Anna in Brentwood reports:
Which is more likely to make you want to read—and/or give you an overall impression of—a book: its first line, as celebrated by the American Book Review, or its 99th page, as suggested by Ford Madox Ford, and recently covered by The Guardian and this blog?
I don’t know the answer to this question, but it is interesting to compare the first line and (short, as it also contains the wonderful illustration below) 99th page of one of my favorites from the American Book Review’s list, C.S. Lewis‘ The Voyage of the Dawn Treader:
There was a boy called Eustace Clarence Scrubb, and he almost deserved it.
Caspian would never have sailed away and left him.
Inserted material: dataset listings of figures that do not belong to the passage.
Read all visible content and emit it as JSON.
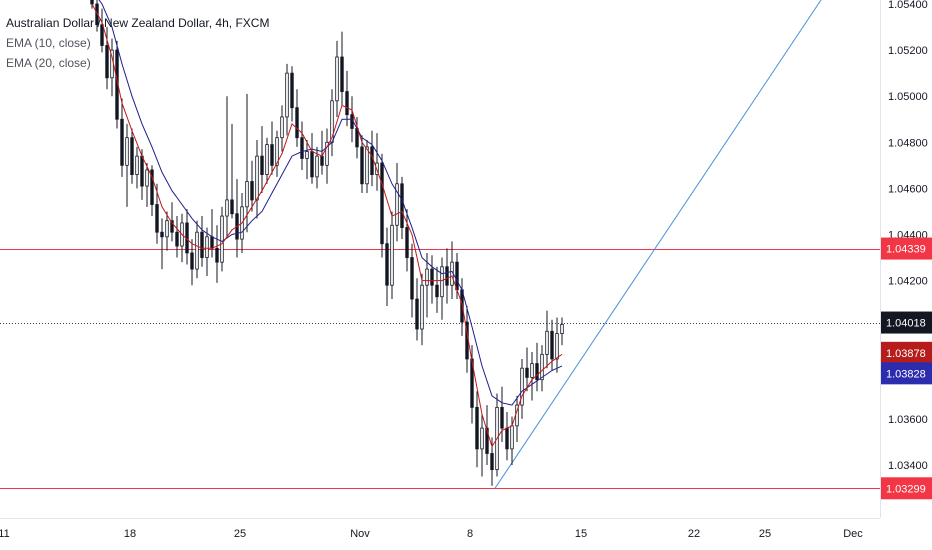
{
  "legend": {
    "title": "Australian Dollar / New Zealand Dollar, 4h, FXCM",
    "ema10": "EMA (10, close)",
    "ema20": "EMA (20, close)"
  },
  "colors": {
    "up": "#131722",
    "down": "#131722",
    "ema10": "#c2181a",
    "ema20": "#1d1f8c",
    "resistance": "#f23645",
    "trendline": "#4a90d9",
    "last_price_bg": "#131722",
    "ema10_bg": "#b71c1c",
    "ema20_bg": "#2b2cae",
    "level_bg": "#f23645"
  },
  "chart_data": {
    "type": "candlestick",
    "symbol": "Australian Dollar / New Zealand Dollar",
    "timeframe": "4h",
    "source": "FXCM",
    "ylim": [
      1.0315,
      1.0545
    ],
    "y_ticks": [
      "1.05400",
      "1.05200",
      "1.05000",
      "1.04800",
      "1.04600",
      "1.04400",
      "1.04200",
      "1.03600",
      "1.03400"
    ],
    "y_tick_values": [
      1.054,
      1.052,
      1.05,
      1.048,
      1.046,
      1.044,
      1.042,
      1.036,
      1.034
    ],
    "x_ticks": [
      {
        "label": "11",
        "slot": 4
      },
      {
        "label": "18",
        "slot": 130
      },
      {
        "label": "25",
        "slot": 240
      },
      {
        "label": "Nov",
        "slot": 360
      },
      {
        "label": "8",
        "slot": 470
      },
      {
        "label": "15",
        "slot": 581
      },
      {
        "label": "22",
        "slot": 694
      },
      {
        "label": "25",
        "slot": 765
      },
      {
        "label": "Dec",
        "slot": 853
      }
    ],
    "x_slot_range": [
      0,
      880
    ],
    "price_labels": [
      {
        "id": "resistance",
        "text": "1.04339",
        "value": 1.04339
      },
      {
        "id": "last_price",
        "text": "1.04018",
        "value": 1.04018
      },
      {
        "id": "ema10",
        "text": "1.03878",
        "value": 1.03878
      },
      {
        "id": "ema20",
        "text": "1.03828",
        "value": 1.03828
      },
      {
        "id": "support",
        "text": "1.03299",
        "value": 1.03299
      }
    ],
    "horizontal_levels": [
      {
        "name": "resistance",
        "value": 1.04339,
        "style": "solid"
      },
      {
        "name": "support",
        "value": 1.03299,
        "style": "solid"
      },
      {
        "name": "last_price",
        "value": 1.04018,
        "style": "dotted"
      }
    ],
    "trendline": {
      "from": {
        "slot": 495,
        "value": 1.03299
      },
      "to": {
        "slot": 826,
        "value": 1.0545
      }
    },
    "candle_width": 2.6,
    "ohlc": [
      [
        92,
        1.0546,
        1.0548,
        1.0538,
        1.054
      ],
      [
        97,
        1.054,
        1.0544,
        1.0528,
        1.0531
      ],
      [
        102,
        1.0531,
        1.0538,
        1.0519,
        1.0522
      ],
      [
        107,
        1.0522,
        1.053,
        1.0503,
        1.0508
      ],
      [
        112,
        1.0508,
        1.0525,
        1.05,
        1.052
      ],
      [
        117,
        1.052,
        1.0524,
        1.0486,
        1.049
      ],
      [
        122,
        1.049,
        1.0499,
        1.0465,
        1.047
      ],
      [
        127,
        1.047,
        1.0488,
        1.0452,
        1.0482
      ],
      [
        132,
        1.0482,
        1.0486,
        1.0462,
        1.0466
      ],
      [
        137,
        1.0466,
        1.0478,
        1.046,
        1.0474
      ],
      [
        142,
        1.0474,
        1.0477,
        1.0455,
        1.0461
      ],
      [
        147,
        1.0461,
        1.0471,
        1.0452,
        1.0468
      ],
      [
        152,
        1.0468,
        1.047,
        1.0448,
        1.0453
      ],
      [
        157,
        1.0453,
        1.0462,
        1.0436,
        1.0441
      ],
      [
        162,
        1.0441,
        1.0447,
        1.0425,
        1.0439
      ],
      [
        167,
        1.0439,
        1.045,
        1.0433,
        1.0446
      ],
      [
        172,
        1.0446,
        1.0454,
        1.0437,
        1.0441
      ],
      [
        177,
        1.0441,
        1.0448,
        1.043,
        1.0435
      ],
      [
        182,
        1.0435,
        1.0449,
        1.0428,
        1.0445
      ],
      [
        187,
        1.0445,
        1.0451,
        1.0427,
        1.0432
      ],
      [
        192,
        1.0432,
        1.0438,
        1.0418,
        1.0425
      ],
      [
        197,
        1.0425,
        1.0446,
        1.0421,
        1.0441
      ],
      [
        202,
        1.0441,
        1.0448,
        1.0426,
        1.043
      ],
      [
        207,
        1.043,
        1.0443,
        1.0422,
        1.0439
      ],
      [
        212,
        1.0439,
        1.0451,
        1.043,
        1.0434
      ],
      [
        217,
        1.0434,
        1.0444,
        1.0419,
        1.0428
      ],
      [
        222,
        1.0428,
        1.0452,
        1.0424,
        1.0448
      ],
      [
        227,
        1.0448,
        1.05,
        1.0439,
        1.0455
      ],
      [
        232,
        1.0455,
        1.0488,
        1.0447,
        1.0449
      ],
      [
        237,
        1.0449,
        1.0464,
        1.043,
        1.0438
      ],
      [
        242,
        1.0438,
        1.0458,
        1.0432,
        1.0452
      ],
      [
        247,
        1.0452,
        1.0501,
        1.0441,
        1.0463
      ],
      [
        252,
        1.0463,
        1.0472,
        1.045,
        1.0455
      ],
      [
        257,
        1.0455,
        1.0481,
        1.0447,
        1.0474
      ],
      [
        262,
        1.0474,
        1.0487,
        1.0458,
        1.0466
      ],
      [
        267,
        1.0466,
        1.0482,
        1.0462,
        1.0479
      ],
      [
        272,
        1.0479,
        1.0489,
        1.0466,
        1.047
      ],
      [
        277,
        1.047,
        1.0485,
        1.0465,
        1.0482
      ],
      [
        282,
        1.0482,
        1.0496,
        1.0476,
        1.0491
      ],
      [
        287,
        1.0491,
        1.0514,
        1.0483,
        1.051
      ],
      [
        292,
        1.051,
        1.0513,
        1.0489,
        1.0495
      ],
      [
        297,
        1.0495,
        1.0503,
        1.0478,
        1.0482
      ],
      [
        302,
        1.0482,
        1.0489,
        1.0468,
        1.0473
      ],
      [
        307,
        1.0473,
        1.0481,
        1.0464,
        1.0476
      ],
      [
        312,
        1.0476,
        1.0484,
        1.0462,
        1.0465
      ],
      [
        317,
        1.0465,
        1.0478,
        1.046,
        1.0474
      ],
      [
        322,
        1.0474,
        1.0485,
        1.0466,
        1.047
      ],
      [
        327,
        1.047,
        1.0486,
        1.0462,
        1.048
      ],
      [
        332,
        1.048,
        1.0503,
        1.0474,
        1.0498
      ],
      [
        337,
        1.0498,
        1.0524,
        1.0491,
        1.0517
      ],
      [
        342,
        1.0517,
        1.0528,
        1.0496,
        1.0502
      ],
      [
        347,
        1.0502,
        1.0511,
        1.0487,
        1.0492
      ],
      [
        352,
        1.0492,
        1.05,
        1.048,
        1.0486
      ],
      [
        357,
        1.0486,
        1.0491,
        1.0473,
        1.0478
      ],
      [
        362,
        1.0478,
        1.0483,
        1.0458,
        1.0462
      ],
      [
        367,
        1.0462,
        1.0481,
        1.0458,
        1.0478
      ],
      [
        372,
        1.0478,
        1.0485,
        1.0461,
        1.0466
      ],
      [
        377,
        1.0466,
        1.0484,
        1.0459,
        1.0471
      ],
      [
        382,
        1.0471,
        1.0475,
        1.043,
        1.0436
      ],
      [
        387,
        1.0436,
        1.0443,
        1.0409,
        1.0418
      ],
      [
        392,
        1.0418,
        1.045,
        1.0412,
        1.0444
      ],
      [
        397,
        1.0444,
        1.0471,
        1.0437,
        1.0462
      ],
      [
        402,
        1.0462,
        1.0465,
        1.0438,
        1.0443
      ],
      [
        407,
        1.0443,
        1.0451,
        1.0424,
        1.043
      ],
      [
        412,
        1.043,
        1.0436,
        1.0404,
        1.0412
      ],
      [
        417,
        1.0412,
        1.0421,
        1.0394,
        1.0399
      ],
      [
        422,
        1.0399,
        1.0423,
        1.0392,
        1.0418
      ],
      [
        427,
        1.0418,
        1.0432,
        1.0404,
        1.0425
      ],
      [
        432,
        1.0425,
        1.0431,
        1.041,
        1.0418
      ],
      [
        437,
        1.0418,
        1.0426,
        1.0406,
        1.0413
      ],
      [
        442,
        1.0413,
        1.043,
        1.0403,
        1.0426
      ],
      [
        447,
        1.0426,
        1.0434,
        1.041,
        1.0418
      ],
      [
        452,
        1.0418,
        1.0437,
        1.0412,
        1.0428
      ],
      [
        457,
        1.0428,
        1.0432,
        1.0412,
        1.0416
      ],
      [
        462,
        1.0416,
        1.0421,
        1.0396,
        1.0402
      ],
      [
        467,
        1.0402,
        1.0409,
        1.038,
        1.0386
      ],
      [
        472,
        1.0386,
        1.0392,
        1.0358,
        1.0365
      ],
      [
        477,
        1.0365,
        1.0372,
        1.0339,
        1.0347
      ],
      [
        482,
        1.0347,
        1.0362,
        1.0335,
        1.0356
      ],
      [
        487,
        1.0356,
        1.0366,
        1.034,
        1.0345
      ],
      [
        492,
        1.0345,
        1.0352,
        1.0331,
        1.0338
      ],
      [
        497,
        1.0338,
        1.0371,
        1.0335,
        1.0365
      ],
      [
        502,
        1.0365,
        1.0374,
        1.035,
        1.0356
      ],
      [
        507,
        1.0356,
        1.0363,
        1.0342,
        1.0347
      ],
      [
        512,
        1.0347,
        1.0361,
        1.034,
        1.0357
      ],
      [
        517,
        1.0357,
        1.037,
        1.035,
        1.0366
      ],
      [
        522,
        1.0366,
        1.0386,
        1.036,
        1.0382
      ],
      [
        527,
        1.0382,
        1.0391,
        1.0372,
        1.0378
      ],
      [
        532,
        1.0378,
        1.0389,
        1.0368,
        1.0384
      ],
      [
        537,
        1.0384,
        1.0393,
        1.0372,
        1.0377
      ],
      [
        542,
        1.0377,
        1.0392,
        1.0372,
        1.0388
      ],
      [
        547,
        1.0388,
        1.0407,
        1.0382,
        1.0398
      ],
      [
        552,
        1.0398,
        1.0403,
        1.0381,
        1.0386
      ],
      [
        557,
        1.0386,
        1.0404,
        1.038,
        1.0397
      ],
      [
        562,
        1.0397,
        1.0404,
        1.0392,
        1.0401
      ]
    ],
    "ema10": [
      [
        92,
        1.054
      ],
      [
        102,
        1.0532
      ],
      [
        112,
        1.0517
      ],
      [
        122,
        1.0497
      ],
      [
        132,
        1.0485
      ],
      [
        142,
        1.0474
      ],
      [
        152,
        1.0465
      ],
      [
        162,
        1.0452
      ],
      [
        172,
        1.0445
      ],
      [
        182,
        1.044
      ],
      [
        192,
        1.0436
      ],
      [
        202,
        1.0434
      ],
      [
        212,
        1.0434
      ],
      [
        222,
        1.0436
      ],
      [
        232,
        1.0442
      ],
      [
        242,
        1.0445
      ],
      [
        252,
        1.0452
      ],
      [
        262,
        1.0459
      ],
      [
        272,
        1.0467
      ],
      [
        282,
        1.0475
      ],
      [
        292,
        1.0488
      ],
      [
        302,
        1.0484
      ],
      [
        312,
        1.0476
      ],
      [
        322,
        1.0474
      ],
      [
        332,
        1.0482
      ],
      [
        342,
        1.0496
      ],
      [
        352,
        1.0494
      ],
      [
        362,
        1.048
      ],
      [
        372,
        1.0474
      ],
      [
        382,
        1.0462
      ],
      [
        392,
        1.0448
      ],
      [
        402,
        1.045
      ],
      [
        412,
        1.044
      ],
      [
        422,
        1.042
      ],
      [
        432,
        1.042
      ],
      [
        442,
        1.042
      ],
      [
        452,
        1.0422
      ],
      [
        462,
        1.041
      ],
      [
        472,
        1.0385
      ],
      [
        482,
        1.0362
      ],
      [
        492,
        1.0348
      ],
      [
        502,
        1.0355
      ],
      [
        512,
        1.0357
      ],
      [
        522,
        1.037
      ],
      [
        532,
        1.0377
      ],
      [
        542,
        1.0381
      ],
      [
        552,
        1.0385
      ],
      [
        562,
        1.0388
      ]
    ],
    "ema20": [
      [
        92,
        1.0546
      ],
      [
        102,
        1.054
      ],
      [
        112,
        1.053
      ],
      [
        122,
        1.0514
      ],
      [
        132,
        1.05
      ],
      [
        142,
        1.0488
      ],
      [
        152,
        1.0478
      ],
      [
        162,
        1.0467
      ],
      [
        172,
        1.0459
      ],
      [
        182,
        1.0453
      ],
      [
        192,
        1.0447
      ],
      [
        202,
        1.0442
      ],
      [
        212,
        1.0439
      ],
      [
        222,
        1.0437
      ],
      [
        232,
        1.044
      ],
      [
        242,
        1.0441
      ],
      [
        252,
        1.0446
      ],
      [
        262,
        1.045
      ],
      [
        272,
        1.0458
      ],
      [
        282,
        1.0466
      ],
      [
        292,
        1.0474
      ],
      [
        302,
        1.0476
      ],
      [
        312,
        1.0477
      ],
      [
        322,
        1.0476
      ],
      [
        332,
        1.048
      ],
      [
        342,
        1.049
      ],
      [
        352,
        1.049
      ],
      [
        362,
        1.0482
      ],
      [
        372,
        1.0479
      ],
      [
        382,
        1.0472
      ],
      [
        392,
        1.0462
      ],
      [
        402,
        1.0455
      ],
      [
        412,
        1.0443
      ],
      [
        422,
        1.043
      ],
      [
        432,
        1.0426
      ],
      [
        442,
        1.0423
      ],
      [
        452,
        1.0424
      ],
      [
        462,
        1.0416
      ],
      [
        472,
        1.04
      ],
      [
        482,
        1.0383
      ],
      [
        492,
        1.037
      ],
      [
        502,
        1.0367
      ],
      [
        512,
        1.0366
      ],
      [
        522,
        1.0372
      ],
      [
        532,
        1.0375
      ],
      [
        542,
        1.0378
      ],
      [
        552,
        1.0381
      ],
      [
        562,
        1.0383
      ]
    ]
  }
}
And he felt sure that somehow or other he would be able to make people understand who he was.
He took a long drink and then (I know this sounds shocking, but it isn’t if you think it over) he ate nearly all the dead dragon. He was halfway through it before he realized what he was doing; for, you see, though his mind was the mind of Eustace, his tastes and his digestion were dragonish.
Personally, I want to read (and reread!) both of those books. Also, Eustace is still my favorite, as he has been ever since I first made his acquaintance thanks to Lewis’ wonderful and unforgettable introduction. Perhaps the truth is that, like Narnia, it doesn’t matter how you stumble into a book, so long as you get there in the end.